5- Low Level Laser Light Therapy. Not sure if this is revolutionary or just plain Voodoo science but I've had a few sessions with laser therapy in an attempt to help my sciatic nerve pain. Can't quite see how it would help in my situation. I understand the premise is that the laser light somehow alters the cellular biochemistry at the site it is applied thereby increasing healing. (very oversimplified). But I just can't see how shining light on my butt will cure a pain that is much more deep seated (no pun intended). Therapy consists of placing these light emitting panels under my shorts, positioned against the skin at the afflicted site. The laser is turned on for six minutes after which a different panel is inserted (different intensity?, frequency???) for another six minutes. There is no sensation associated with the therapy (ie. no heat, pulse, pain etc.) After about 4-5 sessions now, I notice no difference, however I notice very little change from any of the therapies except possibly the stretching of the piriformis muscle. Nerve still hurts but doesn't spasm as much. Laser therapy was included as part of the physiotherapy session.

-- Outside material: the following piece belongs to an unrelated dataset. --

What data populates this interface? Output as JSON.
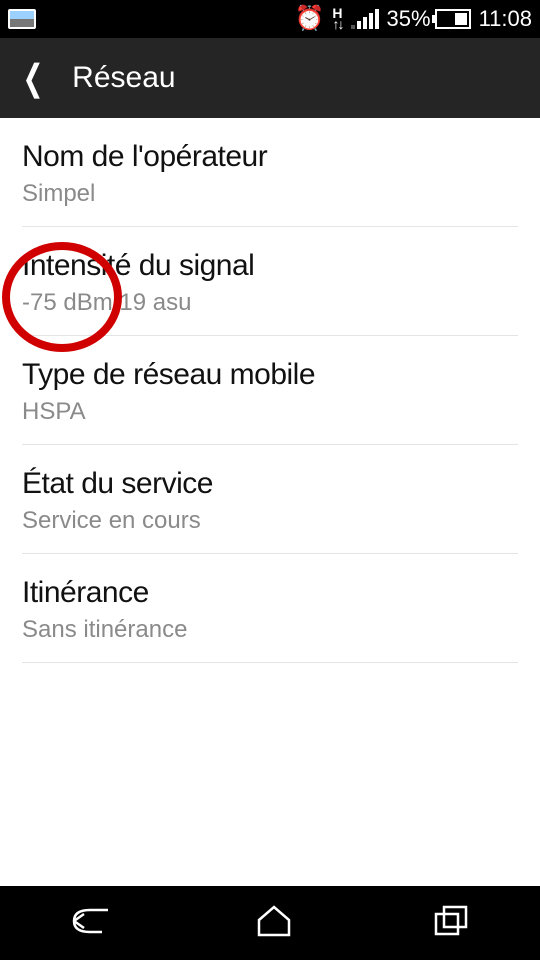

6- My physiotherapist suggested I try massage therapy once again to loosen up the legs and perhaps increase circulation. I passed the issue by my physiatrist (Doctor), specializing in spinal cord injuries however he stated that there are no studies suggesting that massage therapy aids this tightness. The 'tone' will always be there - it cannot be shut off but only controlled with doses of Baclofen. It was my impression that he believed that the tone would simply undo, or fight any improvement the massage therapy might offer, negating any gains almost immediately. As my private insurance does cover limited sessions of massage therapy, I though I'd give it a try because;
- my doctors have been wrong in the past, numerous times
- each person responds differently to therapy
- the cost is covered and the therapy can't hurt
- it may aid circulation if not the tightness from 'tone'
Phyisotherapy twice a week after work for an hour to hour & half and Massage therapy once a week for a half hour. 12 hour days! Pain at times is unbearable and not much to look forward to can really mess with the mind.